O Profeta - 01

O conforto da posição fetal é subitamente abandonado pelo tilintar elétrico e frio de um despertador à espreita, prontificado a atormentar, a anunciar a manhã indesejada. Os cotovelos, inchados pela preguiça,lentos se esticam, os joelhos adormecidos contorcem as pernas em tentativas vãs e de má-fé para que seu usuário se espreguice e descubra-se no dia que urge – a alvorada – a razão porquê tinha configurado o comensal da pertinência para aquela hora tão incômoda.

Não interessava, nem a ele e nem aos outros: não interessava a ninguém. Fosse ele o primeiro a levantar ou o último, o ponto não se bate sozinho e não se bate por alguém. Se achasse que iria se atrasar pro trabalho, muito bem, o despertador estaria pronto a sua disposição logo que os primeiros raios de sol invadissem seus sagrados silêncio e penumbra. Se não, ele, pronto, nem estaria.

Levanta, tua hora é essa”.

“Eu sei”.

Os pequenos pés a se encaixar no uniforme único, em estilo macacão, da fábrica de copos, plásticos e pires em geral ltda. de seu Patrício eram incomodados, perseguidos por barulhos gelados e descartáveis. Como sacos plásticos, agarravam na pele se molhados, mesmo se um pouco, e como lonas de circo, esquentavam como se o objetivo fosse assar o empregado. Ao final, um zíper, os dois braços, isso, uma encarada no espelho do banheiro, uma última frustração.

Não interessava, nem a ele e nem aos outros: não interessava a ninguém. Tinha que chegar ao trabalho antes das seis da manhã. Descobrir-se atrasado era descobrir-se despedido. Faltando, prejudica-se. Morrendo, não faz falta. Pronto, chega desses pensamentos, Fome, em seus 17 anos, tem um dia inteiro pra ainda tentar fazer que alguém se importe; impossível, mas alcançável.

Sem banho, nem desjejum. Sem café, nem almoço.
Sem sonhos, nem esperança. Ninguém realmente se importa.

+ ¬ ¬ ¬ +

Todos eles estão esperando. O ato final, o grande encerramento, a deixa para a grande glória: todas as garotas assistem, os meninos admiram, os professores não intervém, não existem mais inspetores, somente uma grande roda: olhos de todos os tamanhos e expressões, de todas as alturas e estados, estavam todos, sem distinção, sem caráter ou identidade, todos, estavam olhando pra ele agora. Esperando.

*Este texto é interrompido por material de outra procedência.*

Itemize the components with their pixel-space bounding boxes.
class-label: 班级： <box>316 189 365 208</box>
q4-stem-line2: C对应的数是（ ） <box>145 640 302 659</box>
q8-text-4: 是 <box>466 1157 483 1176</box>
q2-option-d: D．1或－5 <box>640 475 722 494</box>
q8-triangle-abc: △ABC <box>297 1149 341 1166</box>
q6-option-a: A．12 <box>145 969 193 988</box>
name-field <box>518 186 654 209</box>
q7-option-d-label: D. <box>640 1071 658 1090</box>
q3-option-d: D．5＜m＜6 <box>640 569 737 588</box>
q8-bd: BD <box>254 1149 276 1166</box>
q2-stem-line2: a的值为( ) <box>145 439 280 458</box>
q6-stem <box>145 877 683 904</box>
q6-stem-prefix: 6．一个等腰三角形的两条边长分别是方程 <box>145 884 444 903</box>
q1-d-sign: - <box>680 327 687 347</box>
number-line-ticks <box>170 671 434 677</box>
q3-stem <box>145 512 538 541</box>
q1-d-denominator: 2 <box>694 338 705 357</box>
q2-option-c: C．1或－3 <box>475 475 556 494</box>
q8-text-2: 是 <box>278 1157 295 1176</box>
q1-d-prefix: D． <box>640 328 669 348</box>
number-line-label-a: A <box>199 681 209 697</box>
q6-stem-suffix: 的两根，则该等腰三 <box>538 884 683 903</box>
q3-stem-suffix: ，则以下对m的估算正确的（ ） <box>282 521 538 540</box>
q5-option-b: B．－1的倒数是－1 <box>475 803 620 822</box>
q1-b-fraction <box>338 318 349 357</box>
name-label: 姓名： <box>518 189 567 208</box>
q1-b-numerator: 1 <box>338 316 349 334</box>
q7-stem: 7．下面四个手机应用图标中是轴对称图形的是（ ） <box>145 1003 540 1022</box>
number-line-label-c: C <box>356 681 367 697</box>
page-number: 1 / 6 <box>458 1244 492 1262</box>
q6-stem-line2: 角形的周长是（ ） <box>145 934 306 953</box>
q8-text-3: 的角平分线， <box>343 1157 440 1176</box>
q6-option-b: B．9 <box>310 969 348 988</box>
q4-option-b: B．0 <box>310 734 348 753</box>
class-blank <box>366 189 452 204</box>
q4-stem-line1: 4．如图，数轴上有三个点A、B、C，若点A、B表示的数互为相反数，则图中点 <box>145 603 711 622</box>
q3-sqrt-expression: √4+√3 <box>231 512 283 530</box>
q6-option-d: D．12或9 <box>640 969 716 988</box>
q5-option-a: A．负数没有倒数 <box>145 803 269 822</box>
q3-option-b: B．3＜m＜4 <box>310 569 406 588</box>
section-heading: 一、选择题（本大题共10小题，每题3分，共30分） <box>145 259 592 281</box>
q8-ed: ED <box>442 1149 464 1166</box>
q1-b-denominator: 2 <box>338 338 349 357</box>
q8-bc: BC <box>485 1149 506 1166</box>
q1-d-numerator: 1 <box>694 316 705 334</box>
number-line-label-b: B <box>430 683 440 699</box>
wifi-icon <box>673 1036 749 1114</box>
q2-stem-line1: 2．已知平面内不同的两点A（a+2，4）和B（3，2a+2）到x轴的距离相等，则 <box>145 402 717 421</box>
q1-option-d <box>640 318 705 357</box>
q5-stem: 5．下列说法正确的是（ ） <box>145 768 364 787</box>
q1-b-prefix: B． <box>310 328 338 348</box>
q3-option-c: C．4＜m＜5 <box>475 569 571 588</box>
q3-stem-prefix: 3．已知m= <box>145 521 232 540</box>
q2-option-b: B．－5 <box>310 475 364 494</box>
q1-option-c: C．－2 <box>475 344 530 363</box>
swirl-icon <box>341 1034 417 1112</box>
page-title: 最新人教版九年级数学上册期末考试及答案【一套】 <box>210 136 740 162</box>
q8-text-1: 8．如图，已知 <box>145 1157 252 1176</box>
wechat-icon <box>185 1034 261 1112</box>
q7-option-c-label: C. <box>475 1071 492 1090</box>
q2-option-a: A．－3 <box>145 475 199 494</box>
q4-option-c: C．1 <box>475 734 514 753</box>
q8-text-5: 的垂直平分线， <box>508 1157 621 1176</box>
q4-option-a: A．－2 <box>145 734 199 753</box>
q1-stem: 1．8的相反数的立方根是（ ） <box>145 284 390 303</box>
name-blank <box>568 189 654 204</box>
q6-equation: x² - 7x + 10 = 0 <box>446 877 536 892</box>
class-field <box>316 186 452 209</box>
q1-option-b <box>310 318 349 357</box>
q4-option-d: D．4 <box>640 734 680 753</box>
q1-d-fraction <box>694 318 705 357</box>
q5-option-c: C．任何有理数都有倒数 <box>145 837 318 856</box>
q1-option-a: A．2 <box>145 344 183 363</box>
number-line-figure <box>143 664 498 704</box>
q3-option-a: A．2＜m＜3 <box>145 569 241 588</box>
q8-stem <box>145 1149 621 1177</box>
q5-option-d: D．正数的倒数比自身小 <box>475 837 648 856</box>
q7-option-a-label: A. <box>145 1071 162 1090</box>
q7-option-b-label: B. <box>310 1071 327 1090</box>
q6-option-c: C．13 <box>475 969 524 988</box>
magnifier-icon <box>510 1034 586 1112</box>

Não havia limites, não poderiam haver. E também não haveria derrotado, visto que o abismo entre as duas forças agora era bastante profundo. Em um mundo de dotações sobre força, a razão se faz na delinquência multiplicada pela astúcia. É um mundo de mais fortes? Não, mas é o dos mais perigosos.

Gula olha ao redor. Seu rosto magro, seus olhos azuis, seus cabelos íntegros, lisos e cor de folha de coqueiro morta - ou um ocre, se preferir – fitavam a multidão. Assistiam a euforia, a ansiedade, o clamor da plateia pelo circo que armara. Minutos mais cedo esse era Chambinho, não mais que rosa e indiferente pra qualquer um. Minutos mais tarde comprovaria sua validade como nada. Mas, o que interessa não é o agora há pouco ou o daqui a pouco, é simplesmente o …
Isso. Que grande presente.

Gula, 17 anos. Abre os braços, fecha os olhos. Curva a cabeça e o sorriso. Vira as costas, e os dedos dos pés; os sente, cada vértebra, cada falange.

Isso é lindo. Ele está acabado. Eu nunca estive tão bem”

É rápido, certeiro. Seu pé direito coça por um queixo, e é bem alimentado. Sua mente roça sua caixa craniana e toráxica por sangue, e é muito bem alimentada. A multidão rasga-se em exclamações ambíguas de choque e euforia, de fato, é um grande acontecimento, continua sendo um grande presente. Gula, como sempre, se safa muito bem. Gula, como sempre, é muito bem.

Oscar e Spinoza, sombras brancas e negras, respectivamente, da personalidade de Gula o seguem, conferindo se por alguma abertura poderia se mostrar menos intangível ou magnífico pra plateia, antes de o acompanhar pra fora do pequeno cerco. Sombras de pessoas o tentam tocar ou alcançar, mas ele ainda vive o grande presente. Não, elas não poderiam. Nunca.

Não é da natureza de alguém ser mais que ninguém; Não é da natureza de alguém dominar sua natureza, mas se é convencionado assim. Meu pé é a realidade. O queixo de Chambinho é a convenção. Vocês podem me chamar de natureza.”


Oscar faz que entende, Spinoza nem o faz. Ninguém mais faz, mas não falta quem vá atrás. Aliás, de "ninguéms" e sombras Gula está cheio.